皆が自分の体にまとわりつく。放してくれない。

牽引している連装砲を戻すことができない。スカートの連装砲も海中にある。

振り払おうとしても振り払えない。

あの時縋りついていた温かさとは違う何かが流れ込んでくる。

 

嫌だ。いらない。それを知ってしまえばまた絶望してしまう。

それを繰り返すくらいならと、ここまで堕ちてきたのに。もしかしたらと空を見上げたくなる。

 

『涼月ちゃんがずっと守っていかなくちゃいけないんじゃないの!』

『そうだ! みんなで守っていくんだ!』

『私も、頑張るし!』

『涼月さん、素直になりましょう。少しだけでもいいんです!』

『涼月も怖いんだよね。皆を裏切ることが。でも今ならまだ間に合うから!』

 

それ以上言わないで。捨てた筈の何かがこみ上げてくる。

それが何かは分からない。でもそれは一度歪んだ自分にはあまりにもまぶしいもので。

 

『『だから、今は泣いていいんです!』』

 

――だから私を裏切らないで。

 

 

 

『ア、アア、アアアアアア!!!』

 

誰よりも裏切られてきた少女の悲痛な叫びが響き渡り、目から青い血が流れ始める。

それと同時に連装砲が暴れだし皆は振りほどかれてしまった。

 

「皆!!」

 

赤城が助けに入ろうとするよりも早く、防空埋護姫は反転しレコリス沖へと駆け抜けていく。

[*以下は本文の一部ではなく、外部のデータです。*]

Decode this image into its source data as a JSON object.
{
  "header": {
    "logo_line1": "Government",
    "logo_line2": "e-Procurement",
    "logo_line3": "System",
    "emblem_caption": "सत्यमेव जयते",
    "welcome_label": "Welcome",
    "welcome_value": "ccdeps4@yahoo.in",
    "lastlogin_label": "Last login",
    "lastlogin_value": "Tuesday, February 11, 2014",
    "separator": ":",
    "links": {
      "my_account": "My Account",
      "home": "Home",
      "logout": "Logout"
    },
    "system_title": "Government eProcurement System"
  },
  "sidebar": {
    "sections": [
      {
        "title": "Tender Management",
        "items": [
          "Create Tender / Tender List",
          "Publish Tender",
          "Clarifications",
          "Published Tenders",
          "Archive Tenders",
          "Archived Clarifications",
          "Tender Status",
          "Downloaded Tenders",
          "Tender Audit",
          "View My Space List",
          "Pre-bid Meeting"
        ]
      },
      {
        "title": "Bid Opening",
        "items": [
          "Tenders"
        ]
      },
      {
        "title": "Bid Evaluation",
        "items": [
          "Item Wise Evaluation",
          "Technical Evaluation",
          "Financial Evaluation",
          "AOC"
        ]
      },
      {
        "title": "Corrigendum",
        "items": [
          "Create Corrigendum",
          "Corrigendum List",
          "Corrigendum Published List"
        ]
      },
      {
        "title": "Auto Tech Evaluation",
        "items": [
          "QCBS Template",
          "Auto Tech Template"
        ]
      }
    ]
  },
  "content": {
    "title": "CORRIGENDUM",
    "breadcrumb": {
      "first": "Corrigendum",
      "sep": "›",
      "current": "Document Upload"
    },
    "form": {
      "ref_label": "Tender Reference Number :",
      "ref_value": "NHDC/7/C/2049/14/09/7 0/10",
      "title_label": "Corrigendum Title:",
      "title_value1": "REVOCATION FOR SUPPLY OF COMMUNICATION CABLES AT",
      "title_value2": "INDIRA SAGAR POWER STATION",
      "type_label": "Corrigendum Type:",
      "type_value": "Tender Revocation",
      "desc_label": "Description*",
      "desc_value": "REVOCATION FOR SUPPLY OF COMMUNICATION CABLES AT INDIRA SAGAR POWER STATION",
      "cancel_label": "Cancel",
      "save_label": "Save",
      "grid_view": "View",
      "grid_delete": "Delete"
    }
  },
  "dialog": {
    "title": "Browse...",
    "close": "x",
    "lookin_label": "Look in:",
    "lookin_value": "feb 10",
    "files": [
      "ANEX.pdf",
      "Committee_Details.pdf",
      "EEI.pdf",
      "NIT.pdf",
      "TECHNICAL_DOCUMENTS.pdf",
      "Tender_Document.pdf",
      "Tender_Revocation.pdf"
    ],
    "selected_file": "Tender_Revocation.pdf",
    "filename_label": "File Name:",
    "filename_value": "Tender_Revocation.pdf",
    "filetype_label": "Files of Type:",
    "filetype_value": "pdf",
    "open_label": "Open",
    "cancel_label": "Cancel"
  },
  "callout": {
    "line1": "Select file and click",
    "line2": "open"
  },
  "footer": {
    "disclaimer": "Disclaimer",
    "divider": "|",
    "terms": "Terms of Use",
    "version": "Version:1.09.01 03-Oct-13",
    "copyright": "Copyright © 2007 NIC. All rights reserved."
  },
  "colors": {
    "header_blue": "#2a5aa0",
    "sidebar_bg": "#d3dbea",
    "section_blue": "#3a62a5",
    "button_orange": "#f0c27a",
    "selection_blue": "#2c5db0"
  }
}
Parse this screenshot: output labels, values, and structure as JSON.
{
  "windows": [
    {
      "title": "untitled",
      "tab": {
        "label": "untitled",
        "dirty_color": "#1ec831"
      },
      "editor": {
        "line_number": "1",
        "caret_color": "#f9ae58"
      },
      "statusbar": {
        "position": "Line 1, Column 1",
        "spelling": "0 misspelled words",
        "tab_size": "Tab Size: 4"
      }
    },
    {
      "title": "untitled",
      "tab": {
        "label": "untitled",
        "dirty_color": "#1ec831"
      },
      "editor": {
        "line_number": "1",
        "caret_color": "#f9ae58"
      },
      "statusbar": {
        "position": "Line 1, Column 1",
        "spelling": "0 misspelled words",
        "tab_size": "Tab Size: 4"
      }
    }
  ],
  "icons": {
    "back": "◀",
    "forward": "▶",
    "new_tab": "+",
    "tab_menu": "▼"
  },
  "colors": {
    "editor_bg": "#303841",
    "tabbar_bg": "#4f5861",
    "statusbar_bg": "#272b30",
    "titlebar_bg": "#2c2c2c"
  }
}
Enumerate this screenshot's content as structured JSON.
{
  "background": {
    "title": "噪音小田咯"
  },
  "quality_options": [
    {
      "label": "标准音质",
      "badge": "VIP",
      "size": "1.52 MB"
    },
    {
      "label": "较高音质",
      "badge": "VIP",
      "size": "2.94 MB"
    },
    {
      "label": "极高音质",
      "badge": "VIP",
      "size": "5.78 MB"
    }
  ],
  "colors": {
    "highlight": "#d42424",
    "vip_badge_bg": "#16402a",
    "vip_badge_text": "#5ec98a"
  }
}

自らを水面に打ち付けてまでして、高速で去る姿は尋常な様子ではなかった。

 

「……涼月さん、泣いてましたね」

「うん。もっと早く気づければよかった」

 

自分達では止められなかった。あと一押し、彼女を取り戻すには何かが足りない。

それは約束か、決意か、信念かは誰にも分からない。それでも可能性は失われていなかった。